Health officials continue to urge residents to be diligent in preventing environments that can breed mosquitos.
Recently, the Greater Los Angeles County Vector Control District (GLACVD) collected a sample of mosquitos that tested positive for West Nile virus, the first such result, in the State, this year.
According to the GLACVD, the sample was collected in Sylmar on March 18 in a unkempt pool.
“Last year, GLACVD confirmed the first WNV positive mosquito sample in May, which makes this year’s confirmation about two months early,” according to a district statement.
Kelly Middleton, the district’s community affairs director, said the positive test result shows that mosquito season extends beyond summer.
Drought years can contribute to the incidents of West Nile according to Vector control officials. Fewer sources of moving water and more stagnant ponds shared by both mosquitoes and birds can increase the virus.
West Nile virus is transmitted to humans and animals by the bite of an infected mosquito. Flu-like symptoms can occur, and while most people have a low risk of serious illness, about 1 percent of those infected can develop serious neurologic illness.
“This year’s warm winter has likely contributed to early WNV activity and may be indicative of increased risk in the (San Fernando) Valley this summer,” said a Vector control official. “Our residents need to understand this and take actions now to reduce their risks.”

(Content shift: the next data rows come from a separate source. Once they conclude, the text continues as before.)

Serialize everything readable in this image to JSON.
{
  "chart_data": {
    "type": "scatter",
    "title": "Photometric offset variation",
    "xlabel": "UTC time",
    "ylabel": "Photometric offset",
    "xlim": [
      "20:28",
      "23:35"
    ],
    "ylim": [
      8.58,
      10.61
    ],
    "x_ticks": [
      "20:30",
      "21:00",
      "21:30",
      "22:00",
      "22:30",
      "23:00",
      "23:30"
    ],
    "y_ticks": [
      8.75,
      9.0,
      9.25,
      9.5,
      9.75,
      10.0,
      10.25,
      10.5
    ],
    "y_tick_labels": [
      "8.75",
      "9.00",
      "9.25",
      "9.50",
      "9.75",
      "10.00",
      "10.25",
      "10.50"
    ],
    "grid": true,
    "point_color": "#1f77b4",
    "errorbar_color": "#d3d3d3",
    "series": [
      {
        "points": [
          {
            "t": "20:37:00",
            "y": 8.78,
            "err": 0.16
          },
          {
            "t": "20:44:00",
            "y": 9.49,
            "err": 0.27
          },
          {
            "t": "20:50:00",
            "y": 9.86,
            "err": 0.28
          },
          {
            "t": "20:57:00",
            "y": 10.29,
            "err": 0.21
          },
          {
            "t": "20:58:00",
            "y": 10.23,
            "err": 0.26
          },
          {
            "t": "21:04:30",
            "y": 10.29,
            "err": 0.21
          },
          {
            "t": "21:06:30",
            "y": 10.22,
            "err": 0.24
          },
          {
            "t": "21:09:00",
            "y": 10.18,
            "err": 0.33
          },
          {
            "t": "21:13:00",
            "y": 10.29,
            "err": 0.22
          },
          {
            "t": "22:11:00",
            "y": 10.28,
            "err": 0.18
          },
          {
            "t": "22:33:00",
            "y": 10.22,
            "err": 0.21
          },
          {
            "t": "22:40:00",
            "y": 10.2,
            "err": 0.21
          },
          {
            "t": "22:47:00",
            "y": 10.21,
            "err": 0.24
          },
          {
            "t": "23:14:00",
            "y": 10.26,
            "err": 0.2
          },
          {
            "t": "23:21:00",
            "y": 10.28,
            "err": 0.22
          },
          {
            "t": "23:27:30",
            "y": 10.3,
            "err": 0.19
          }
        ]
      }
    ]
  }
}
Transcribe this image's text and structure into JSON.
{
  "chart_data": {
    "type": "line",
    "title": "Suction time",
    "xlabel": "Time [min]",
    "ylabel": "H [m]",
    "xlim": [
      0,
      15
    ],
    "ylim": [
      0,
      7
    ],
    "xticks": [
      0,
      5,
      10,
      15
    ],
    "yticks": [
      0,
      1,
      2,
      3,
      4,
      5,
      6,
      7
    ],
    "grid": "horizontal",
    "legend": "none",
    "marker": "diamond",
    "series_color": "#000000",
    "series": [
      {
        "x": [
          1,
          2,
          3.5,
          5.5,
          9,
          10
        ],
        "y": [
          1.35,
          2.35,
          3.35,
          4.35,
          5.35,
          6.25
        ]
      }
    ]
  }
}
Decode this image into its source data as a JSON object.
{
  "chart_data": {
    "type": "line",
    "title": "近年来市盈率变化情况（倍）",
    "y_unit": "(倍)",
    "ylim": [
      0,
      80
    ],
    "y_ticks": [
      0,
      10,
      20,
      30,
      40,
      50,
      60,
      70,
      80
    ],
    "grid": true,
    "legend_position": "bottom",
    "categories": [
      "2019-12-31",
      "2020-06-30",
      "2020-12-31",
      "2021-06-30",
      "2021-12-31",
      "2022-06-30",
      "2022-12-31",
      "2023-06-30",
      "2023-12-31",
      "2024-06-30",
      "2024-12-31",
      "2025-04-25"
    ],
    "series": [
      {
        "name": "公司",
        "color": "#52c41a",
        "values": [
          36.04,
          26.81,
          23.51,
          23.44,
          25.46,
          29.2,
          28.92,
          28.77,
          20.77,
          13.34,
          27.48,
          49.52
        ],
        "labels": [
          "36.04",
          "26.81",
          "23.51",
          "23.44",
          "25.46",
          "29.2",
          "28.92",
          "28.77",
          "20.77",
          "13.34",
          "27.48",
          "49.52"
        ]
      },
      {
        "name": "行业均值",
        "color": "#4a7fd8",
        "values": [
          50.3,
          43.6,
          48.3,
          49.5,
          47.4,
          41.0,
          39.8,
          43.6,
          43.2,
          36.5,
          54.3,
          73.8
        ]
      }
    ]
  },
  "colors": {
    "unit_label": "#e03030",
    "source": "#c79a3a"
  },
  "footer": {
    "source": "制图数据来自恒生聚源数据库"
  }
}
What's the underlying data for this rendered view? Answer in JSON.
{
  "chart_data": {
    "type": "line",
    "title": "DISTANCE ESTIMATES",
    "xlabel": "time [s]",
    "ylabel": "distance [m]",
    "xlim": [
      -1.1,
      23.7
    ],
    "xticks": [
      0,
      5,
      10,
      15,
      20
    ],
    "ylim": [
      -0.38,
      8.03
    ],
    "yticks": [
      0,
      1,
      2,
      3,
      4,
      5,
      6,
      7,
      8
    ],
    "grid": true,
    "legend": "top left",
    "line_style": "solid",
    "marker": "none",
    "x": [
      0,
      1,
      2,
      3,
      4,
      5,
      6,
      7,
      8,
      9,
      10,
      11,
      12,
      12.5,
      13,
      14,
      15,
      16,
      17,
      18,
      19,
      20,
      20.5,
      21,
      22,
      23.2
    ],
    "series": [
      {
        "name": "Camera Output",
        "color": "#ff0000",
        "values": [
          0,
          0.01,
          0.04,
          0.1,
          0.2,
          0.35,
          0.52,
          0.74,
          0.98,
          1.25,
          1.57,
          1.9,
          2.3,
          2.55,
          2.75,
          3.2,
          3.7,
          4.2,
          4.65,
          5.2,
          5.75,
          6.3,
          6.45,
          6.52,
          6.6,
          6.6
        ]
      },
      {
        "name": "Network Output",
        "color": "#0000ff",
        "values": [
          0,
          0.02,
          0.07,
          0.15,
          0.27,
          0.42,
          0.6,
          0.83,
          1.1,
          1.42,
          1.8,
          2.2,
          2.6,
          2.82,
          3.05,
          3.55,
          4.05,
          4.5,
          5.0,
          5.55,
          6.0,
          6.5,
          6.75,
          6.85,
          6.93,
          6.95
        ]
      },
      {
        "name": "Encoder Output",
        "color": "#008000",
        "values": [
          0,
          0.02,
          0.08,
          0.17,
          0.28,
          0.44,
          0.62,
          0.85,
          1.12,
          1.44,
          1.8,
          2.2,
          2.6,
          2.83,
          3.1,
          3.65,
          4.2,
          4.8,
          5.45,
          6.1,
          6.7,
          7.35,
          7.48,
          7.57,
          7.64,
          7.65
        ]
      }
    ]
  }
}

There is no cure for West Nile virus. One in five of those infected will exhibit symptoms that usually appear five to 15 days after exposure and can include fever, headache, body aches, nausea or a skin rash.
One in 150 people infected with the virus will require hospitalization, according to the district, which reports that severe symptoms include high fever, muscle weakness, neck stiffness, coma, paralysis and possibly death. There were 29 West Nile virus-related deaths in California last year.
Those who are 50 or older with pre-existing medical conditions, including diabetes or high blood pressure, are more at risk.
Because of the recent findings, it is critical for community members to eliminate mosquito breeding areas where water is left standing for more than one week. So:
• If you have a pool, please maintain it regularly.
• Clear out fountains, flower pots, and pet dishes.
• Check clogged drain gutters, rain gutters or discarded tires, and buckets to get rid of standing water.